En 2023, la franc-maçonnerie a-t-elle encore l’importance qu’on lui attribuait autrefois : celle d’une puissante société secrète capable de faire et de défaire les gouvernements, de peser sur l’organisation de la vie de la cité ?
— Ce n’est plus du tout le cas, comme cela a pu l’être en France, sous la troisième République. Parce que tout bêtement, il y a eu 1940 et les lois du Maréchal Pétain et du gouvernement de Vichy, qui ont fait dissoudre les sociétés secrètes, dont la nôtre, ont quand même laissé beaucoup de marques chez les francs-maçons. Nous sommes aujourd’hui plus dans la discrétion : chaque maçon essaye d’influencer la société, mais dans son niveau personnel à lui. On peut l’être dans des mouvements politiques, syndicaux, écologiques, culturels, etc. C’est comme ça que le maçon tente d’influencer la marche de la société, mais on ne peut pas dire que la franc-maçonnerie, dans son ensemble, a une influence sur la marche de la société à travers un gouvernement, ce n’est plus le cas. Qu’il y ait eu des liens, des influences, des discussions entre des politiques et des frères, sans doute. Il y a eu des francs-maçons qui travaillaient avec des hommes politiques, certes, mais de là à dire que c’est la franc-maçonnerie qui fait avancer les choses au niveau politique, c’est nous donner un très grand pouvoir que nous n’avons absolument pas.
Encore que certains frères prétendent détenir ce pouvoir politique…
— Vous avez bien dit des frères, non ?
Parce que les sœurs n’aiment pas le pouvoir ?
— Ce n’est pas ça. Je pense que nous n’avons pas la même façon de regarder comment on peut influencer et agir sur le pouvoir.
Citons une définition : « La franc-maçonnerie est un ordre initiatique humaniste ayant pour but l’amélioration de l’humanité à travers l’introspection et le perfectionnement de soi-même avant toute chose afin de pouvoir ensuite rayonner dans la cité pour le perfectionnement de l’humanité. » Commente expliquer que cette franc-maçonnerie ait fermé sa porte aux femmes pendant des siècles en se comportant, passez-nous l’expression, comme un vulgaire club de machos ?
— Alors ça, moi aussi j’aimerais bien comprendre.

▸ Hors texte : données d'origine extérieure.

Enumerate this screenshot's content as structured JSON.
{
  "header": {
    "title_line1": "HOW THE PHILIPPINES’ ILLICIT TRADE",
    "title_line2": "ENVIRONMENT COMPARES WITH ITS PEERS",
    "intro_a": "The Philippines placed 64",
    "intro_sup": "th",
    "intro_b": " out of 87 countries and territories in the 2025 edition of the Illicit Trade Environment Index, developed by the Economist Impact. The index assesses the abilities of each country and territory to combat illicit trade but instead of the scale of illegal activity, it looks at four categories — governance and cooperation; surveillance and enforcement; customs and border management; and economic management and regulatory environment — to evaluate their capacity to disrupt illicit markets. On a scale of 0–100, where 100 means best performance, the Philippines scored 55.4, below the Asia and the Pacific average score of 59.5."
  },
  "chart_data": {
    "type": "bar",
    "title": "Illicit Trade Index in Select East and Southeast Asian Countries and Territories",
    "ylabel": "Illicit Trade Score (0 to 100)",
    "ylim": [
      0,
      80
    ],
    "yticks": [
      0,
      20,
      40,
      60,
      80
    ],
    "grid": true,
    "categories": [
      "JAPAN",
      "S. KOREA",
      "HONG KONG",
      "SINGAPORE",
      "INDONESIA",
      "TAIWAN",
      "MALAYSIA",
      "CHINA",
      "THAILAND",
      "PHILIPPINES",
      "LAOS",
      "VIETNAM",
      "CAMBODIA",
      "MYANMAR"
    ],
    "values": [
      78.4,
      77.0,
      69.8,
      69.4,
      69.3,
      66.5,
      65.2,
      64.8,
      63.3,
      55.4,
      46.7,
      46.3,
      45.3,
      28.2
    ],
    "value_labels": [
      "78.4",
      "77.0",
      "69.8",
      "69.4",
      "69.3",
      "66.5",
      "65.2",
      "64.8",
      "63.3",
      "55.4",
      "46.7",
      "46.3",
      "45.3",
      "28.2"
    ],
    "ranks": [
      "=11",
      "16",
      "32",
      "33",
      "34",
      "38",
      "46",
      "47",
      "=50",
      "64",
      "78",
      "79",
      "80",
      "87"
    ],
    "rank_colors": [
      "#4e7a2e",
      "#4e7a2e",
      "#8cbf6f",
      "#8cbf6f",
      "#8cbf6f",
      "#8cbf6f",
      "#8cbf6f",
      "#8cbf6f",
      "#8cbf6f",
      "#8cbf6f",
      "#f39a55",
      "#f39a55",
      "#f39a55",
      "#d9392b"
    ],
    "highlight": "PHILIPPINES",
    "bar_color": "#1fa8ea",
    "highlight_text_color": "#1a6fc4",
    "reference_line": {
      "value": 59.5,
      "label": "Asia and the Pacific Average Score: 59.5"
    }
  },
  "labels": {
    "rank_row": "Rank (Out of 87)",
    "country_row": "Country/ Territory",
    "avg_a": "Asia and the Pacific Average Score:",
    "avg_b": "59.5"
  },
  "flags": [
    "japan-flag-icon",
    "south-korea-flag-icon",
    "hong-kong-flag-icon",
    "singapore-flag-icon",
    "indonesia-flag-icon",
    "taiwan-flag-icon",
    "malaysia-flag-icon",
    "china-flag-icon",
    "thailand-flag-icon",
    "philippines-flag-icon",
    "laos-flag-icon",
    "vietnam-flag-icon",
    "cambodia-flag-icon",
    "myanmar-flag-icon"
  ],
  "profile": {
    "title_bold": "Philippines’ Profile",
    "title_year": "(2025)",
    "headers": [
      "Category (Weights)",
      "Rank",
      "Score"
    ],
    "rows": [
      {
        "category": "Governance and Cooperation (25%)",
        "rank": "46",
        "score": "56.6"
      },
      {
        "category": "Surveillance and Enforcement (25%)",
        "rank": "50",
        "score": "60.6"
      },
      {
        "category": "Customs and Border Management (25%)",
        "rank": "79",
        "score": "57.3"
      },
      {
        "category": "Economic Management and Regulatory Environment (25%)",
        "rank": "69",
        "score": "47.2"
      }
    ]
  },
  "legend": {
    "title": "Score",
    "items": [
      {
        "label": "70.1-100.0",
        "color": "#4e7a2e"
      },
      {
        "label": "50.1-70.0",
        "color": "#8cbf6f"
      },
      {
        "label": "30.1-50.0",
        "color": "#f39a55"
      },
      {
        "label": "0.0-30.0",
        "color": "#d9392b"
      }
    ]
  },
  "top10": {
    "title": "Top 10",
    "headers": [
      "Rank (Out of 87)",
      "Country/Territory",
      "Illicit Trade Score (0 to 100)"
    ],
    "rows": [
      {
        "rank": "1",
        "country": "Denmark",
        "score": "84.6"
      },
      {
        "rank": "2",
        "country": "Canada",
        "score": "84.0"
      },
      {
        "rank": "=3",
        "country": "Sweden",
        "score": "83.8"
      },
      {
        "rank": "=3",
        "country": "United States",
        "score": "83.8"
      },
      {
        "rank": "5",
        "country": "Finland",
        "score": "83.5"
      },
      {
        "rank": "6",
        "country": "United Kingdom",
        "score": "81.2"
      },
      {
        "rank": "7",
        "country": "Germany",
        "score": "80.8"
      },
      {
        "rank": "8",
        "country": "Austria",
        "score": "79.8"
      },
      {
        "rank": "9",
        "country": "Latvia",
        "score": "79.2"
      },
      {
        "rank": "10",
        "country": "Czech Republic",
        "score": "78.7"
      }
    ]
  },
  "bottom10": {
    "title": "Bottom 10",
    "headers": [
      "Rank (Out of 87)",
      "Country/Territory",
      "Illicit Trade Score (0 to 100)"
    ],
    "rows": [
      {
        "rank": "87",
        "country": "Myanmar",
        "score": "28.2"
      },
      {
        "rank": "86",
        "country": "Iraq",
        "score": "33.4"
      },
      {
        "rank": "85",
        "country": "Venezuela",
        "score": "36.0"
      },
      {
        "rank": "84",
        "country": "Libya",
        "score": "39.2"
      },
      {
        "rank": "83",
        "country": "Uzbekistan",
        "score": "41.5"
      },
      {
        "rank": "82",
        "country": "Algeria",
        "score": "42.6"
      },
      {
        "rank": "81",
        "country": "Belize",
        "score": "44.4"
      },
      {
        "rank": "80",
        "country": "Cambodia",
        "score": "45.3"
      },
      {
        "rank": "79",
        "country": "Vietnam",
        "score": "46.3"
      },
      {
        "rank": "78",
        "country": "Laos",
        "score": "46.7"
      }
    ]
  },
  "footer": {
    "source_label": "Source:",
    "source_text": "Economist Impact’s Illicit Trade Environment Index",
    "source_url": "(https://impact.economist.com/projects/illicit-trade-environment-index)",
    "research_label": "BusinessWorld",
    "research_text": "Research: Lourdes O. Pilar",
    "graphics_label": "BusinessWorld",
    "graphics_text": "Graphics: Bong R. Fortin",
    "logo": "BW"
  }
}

Dès 1717, quand les Constitutions d’Anderson, bases de la franc-maçonnerie, ont été émises, il y avait des critères d’entrée. La franc-maçonnerie n’était pas ouverte aux athées, aux fous et aux femmes ! C’était la manière de penser du pasteur Anderson, une manière de penser très anglo-saxonne à l’époque. L’accès aux femmes était donc refusé. Comme toujours, les femmes ont dû se montrer volontaires et tenaces pour pouvoir gagner leur place.
Le combat a-t-il été rude ?
— Il l’a été. Nous avons été aidés par certains frères qui ont, comme on dit chez nous, des pas de côté. Ils ont dit à leurs obédiences qu’il fallait que les femmes soient reconnues, et c’est comme ça qu’il y a eu la création ou d’obédiences mixtes ou, pour notre cas, de loges d’adoption, c’est-à-dire que nos frères nous autorisaient à avoir des loges.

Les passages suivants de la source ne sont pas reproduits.